If your child is just learning to read, or puts a large amount of effort into decoding words, here are some simple activities that you can do with them to promote better fluency. Choose books that are high interest and within their ability to understand the vocabulary and the concepts.
Chunking is a technique to encourage reading phrases of language that represent meaning rather than separate words. It focuses on reading phrases of text that represent a thought and facilitates fluency by using thought units rather than word-by-word reading.
Echo reading involves the parent reading aloud a chunked phrase from the story, accentuating appropriate intonation and expression. Then the child echoes by reading the same words, imitating the parent. Parent and child continue to read in echo fashion, increasing the amount of text as the child becomes more comfortable with imitating.

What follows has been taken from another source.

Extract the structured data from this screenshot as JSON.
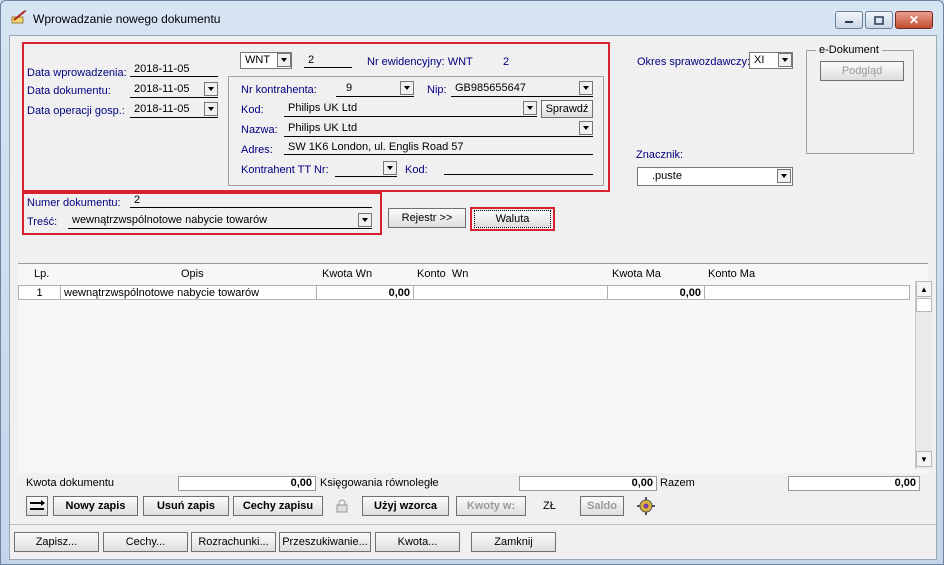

(Text from “Where the Wild Things Are”)
Child reads: That / very / night / in / Max’s / room / a / forest / grew.
Parent models and child echoes: That very night / in Max’s room / a forest grew.
Repeated reading is like practicing a musical instrument – the repetition helps the child read more smoothly and automatically. Repeated reading involves the child orally rereading a selected passage until accuracy and speed are fluent. Language involving rhyme and repetition are great for repeated readings, like Dr Seuss.